Jeff Cavaliere of ATHLEANX breaks down the major rep ranges and their associated training goals. The central message is not just about choosing the right rep range, but about actually training at the appropriate intensity within that range. Most people make the mistake of stopping short of true effort, which undermines the intended benefit of whichever rep range they’re using.


Key Points

  • 1–5 reps is associated with maximal strength development, targeting near-limit efforts like one rep max and low-rep maxes.
  • 6–10 reps is a middle ground that blends benefits of both strength and hypertrophy training.
  • 10–12 reps is favored for hypertrophy due to optimal time under tension — at 2 seconds up and 2 seconds down per rep, 12 reps produces approximately 48 seconds of tension, a key driver of muscle growth.
  • 15+ reps (up to 100) represent higher rep ranges that also have a place in well-rounded programming.
  • All rep ranges have value and should be incorporated into training at different phases.
  • The classic mistake: stopping at a target rep number when you had more reps left in the tank.

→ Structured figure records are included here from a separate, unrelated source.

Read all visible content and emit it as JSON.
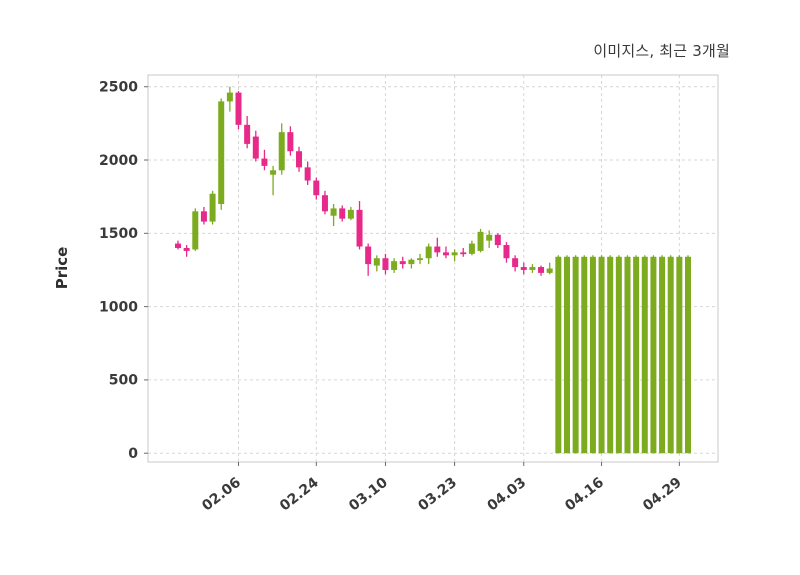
{
  "header": {
    "title": "이미지스, 최근 3개월"
  },
  "chart_data": {
    "type": "candlestick",
    "title": "이미지스, 최근 3개월",
    "ylabel": "Price",
    "yticks": [
      0,
      500,
      1000,
      1500,
      2000,
      2500
    ],
    "ylim": [
      -60,
      2580
    ],
    "xticks": [
      {
        "index": 7,
        "label": "02.06"
      },
      {
        "index": 16,
        "label": "02.24"
      },
      {
        "index": 24,
        "label": "03.10"
      },
      {
        "index": 32,
        "label": "03.23"
      },
      {
        "index": 40,
        "label": "04.03"
      },
      {
        "index": 49,
        "label": "04.16"
      },
      {
        "index": 58,
        "label": "04.29"
      }
    ],
    "grid": "dashed",
    "legend": "none",
    "up_color": "#7cab20",
    "down_color": "#e7298a",
    "grid_color": "#d6d6d6",
    "axis_color": "#c9c9c9",
    "tick_color": "#6a6a6a",
    "text_color": "#3a3a3a",
    "candles": [
      [
        1430,
        1450,
        1390,
        1400
      ],
      [
        1400,
        1420,
        1340,
        1380
      ],
      [
        1390,
        1670,
        1380,
        1650
      ],
      [
        1650,
        1680,
        1560,
        1580
      ],
      [
        1580,
        1790,
        1560,
        1770
      ],
      [
        1700,
        2420,
        1660,
        2400
      ],
      [
        2400,
        2500,
        2330,
        2460
      ],
      [
        2460,
        2470,
        2210,
        2240
      ],
      [
        2240,
        2300,
        2080,
        2110
      ],
      [
        2160,
        2200,
        1990,
        2010
      ],
      [
        2010,
        2070,
        1930,
        1960
      ],
      [
        1900,
        1960,
        1760,
        1930
      ],
      [
        1930,
        2250,
        1900,
        2190
      ],
      [
        2190,
        2230,
        2030,
        2060
      ],
      [
        2060,
        2090,
        1920,
        1950
      ],
      [
        1950,
        1990,
        1830,
        1860
      ],
      [
        1860,
        1880,
        1730,
        1760
      ],
      [
        1760,
        1790,
        1630,
        1650
      ],
      [
        1620,
        1700,
        1550,
        1670
      ],
      [
        1670,
        1690,
        1580,
        1600
      ],
      [
        1600,
        1680,
        1590,
        1660
      ],
      [
        1660,
        1720,
        1390,
        1410
      ],
      [
        1410,
        1430,
        1210,
        1290
      ],
      [
        1280,
        1350,
        1240,
        1330
      ],
      [
        1330,
        1360,
        1220,
        1250
      ],
      [
        1250,
        1330,
        1230,
        1310
      ],
      [
        1310,
        1340,
        1260,
        1290
      ],
      [
        1290,
        1330,
        1260,
        1320
      ],
      [
        1320,
        1360,
        1290,
        1330
      ],
      [
        1330,
        1430,
        1290,
        1410
      ],
      [
        1410,
        1470,
        1340,
        1370
      ],
      [
        1370,
        1410,
        1330,
        1350
      ],
      [
        1350,
        1390,
        1310,
        1370
      ],
      [
        1370,
        1400,
        1340,
        1360
      ],
      [
        1360,
        1450,
        1350,
        1430
      ],
      [
        1380,
        1530,
        1370,
        1510
      ],
      [
        1450,
        1520,
        1400,
        1490
      ],
      [
        1490,
        1500,
        1400,
        1420
      ],
      [
        1420,
        1440,
        1300,
        1330
      ],
      [
        1330,
        1350,
        1240,
        1270
      ],
      [
        1270,
        1300,
        1220,
        1250
      ],
      [
        1250,
        1290,
        1230,
        1270
      ],
      [
        1270,
        1280,
        1210,
        1230
      ],
      [
        1230,
        1300,
        1220,
        1260
      ],
      [
        0,
        1350,
        0,
        1340
      ],
      [
        0,
        1350,
        0,
        1340
      ],
      [
        0,
        1350,
        0,
        1340
      ],
      [
        0,
        1350,
        0,
        1340
      ],
      [
        0,
        1350,
        0,
        1340
      ],
      [
        0,
        1350,
        0,
        1340
      ],
      [
        0,
        1350,
        0,
        1340
      ],
      [
        0,
        1350,
        0,
        1340
      ],
      [
        0,
        1350,
        0,
        1340
      ],
      [
        0,
        1350,
        0,
        1340
      ],
      [
        0,
        1350,
        0,
        1340
      ],
      [
        0,
        1350,
        0,
        1340
      ],
      [
        0,
        1350,
        0,
        1340
      ],
      [
        0,
        1350,
        0,
        1340
      ],
      [
        0,
        1350,
        0,
        1340
      ],
      [
        0,
        1350,
        0,
        1340
      ]
    ]
  }
}
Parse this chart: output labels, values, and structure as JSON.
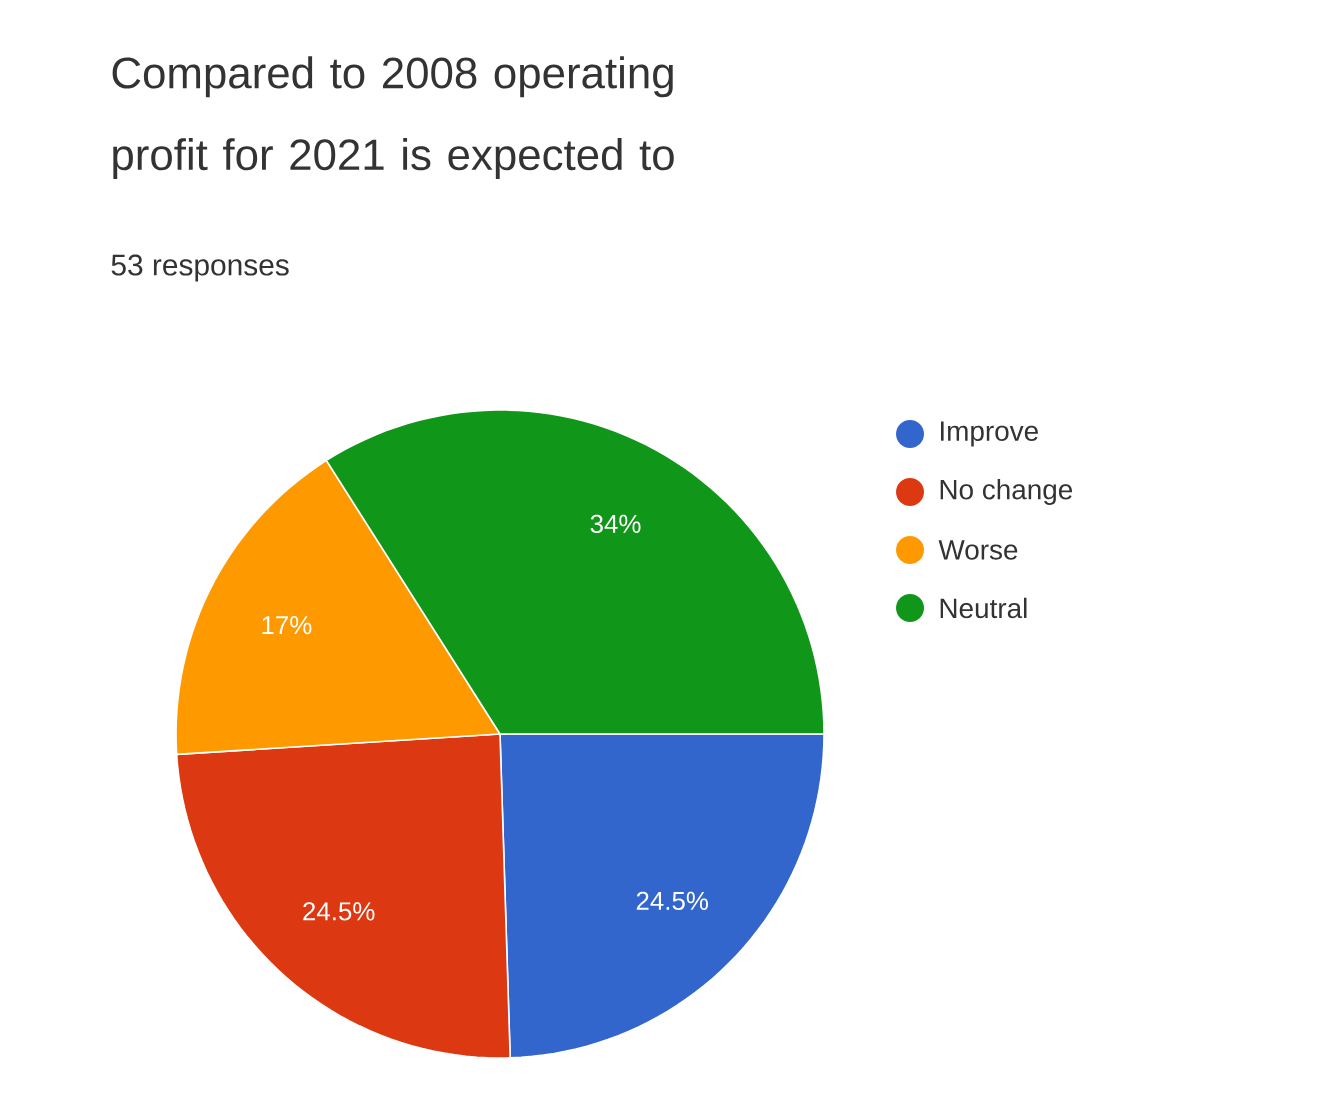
{
  "chart_data": {
    "type": "pie",
    "title": "Compared to 2008 operating profit for 2021 is expected to",
    "subtitle": "53 responses",
    "categories": [
      "Improve",
      "No change",
      "Worse",
      "Neutral"
    ],
    "values": [
      24.5,
      24.5,
      17,
      34
    ],
    "colors": [
      "#3366cc",
      "#dc3912",
      "#ff9900",
      "#109618"
    ],
    "value_labels": [
      "24.5%",
      "24.5%",
      "17%",
      "34%"
    ],
    "legend": "right"
  }
}
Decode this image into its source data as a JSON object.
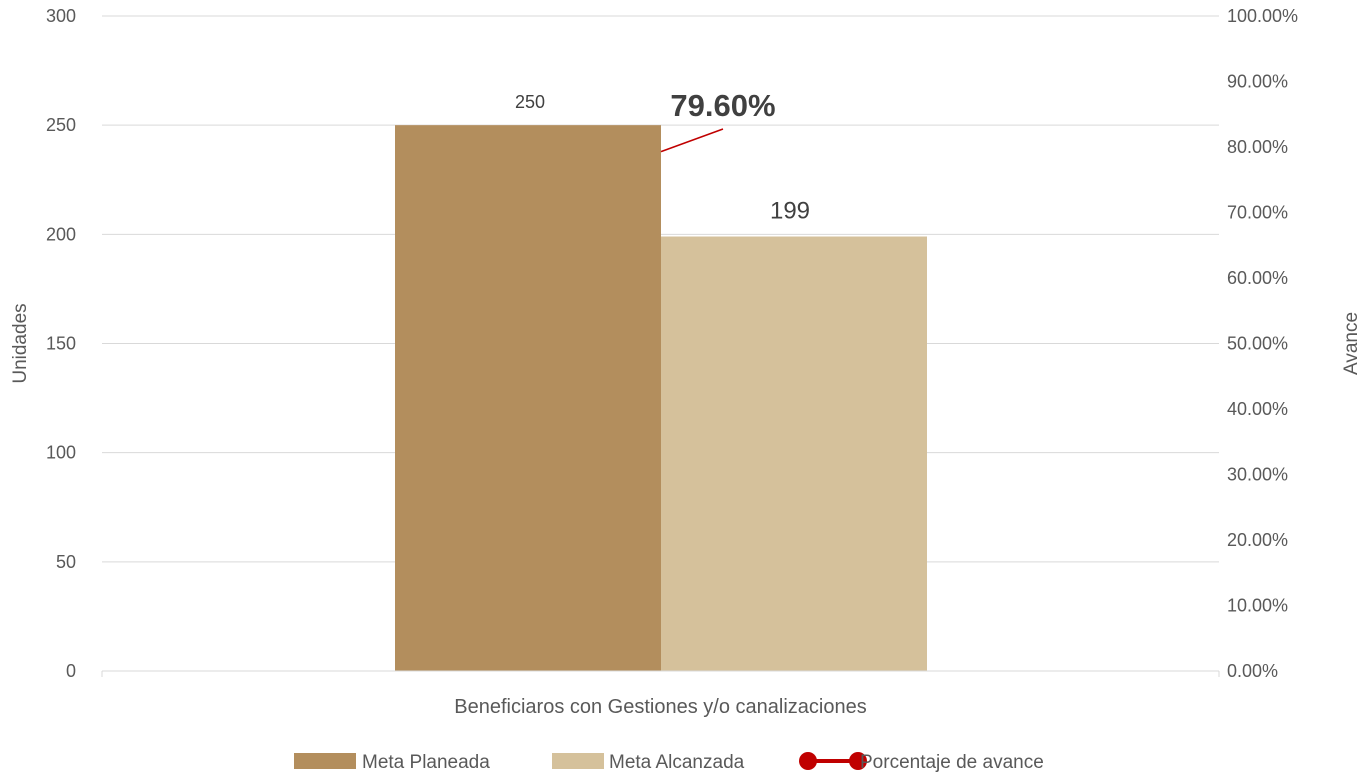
{
  "chart_data": {
    "type": "bar",
    "title": "",
    "categories": [
      "Beneficiaros con Gestiones y/o canalizaciones"
    ],
    "series": [
      {
        "name": "Meta Planeada",
        "values": [
          250
        ],
        "color": "#B38E5D",
        "label": "250"
      },
      {
        "name": "Meta Alcanzada",
        "values": [
          199
        ],
        "color": "#D5C19B",
        "label": "199"
      }
    ],
    "line_series": {
      "name": "Porcentaje de avance",
      "values": [
        0.796
      ],
      "label": "79.60%",
      "color": "#C00000",
      "axis": "secondary"
    },
    "ylabel": "Unidades",
    "y2label": "Avance",
    "ylim": [
      0,
      300
    ],
    "y2lim": [
      0,
      1
    ],
    "yticks": [
      "0",
      "50",
      "100",
      "150",
      "200",
      "250",
      "300"
    ],
    "y2ticks": [
      "0.00%",
      "10.00%",
      "20.00%",
      "30.00%",
      "40.00%",
      "50.00%",
      "60.00%",
      "70.00%",
      "80.00%",
      "90.00%",
      "100.00%"
    ],
    "grid": true,
    "legend_position": "bottom",
    "legend": [
      "Meta Planeada",
      "Meta Alcanzada",
      "Porcentaje de avance"
    ]
  }
}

For example, doing 8 reps when you could have done 12 means you are functionally training in the 12-rep range, not the 6–10 range.
  • True training in a rep range requires that the chosen rep number represents genuine maximal or near-maximal effort for that set.
  • Training with purpose and intention within the correct rep range is what produces the specific adaptations associated with that range.

Exercise Details

No specific exercises are demonstrated in this transcript. The rep range principles apply broadly across all resistance training movements.

General form note mentioned:

  • Eccentric control: Always control the lowering phase of a lift (2 seconds down is used as the example). Do not let the weight control you — you should be in control of the weight at all times.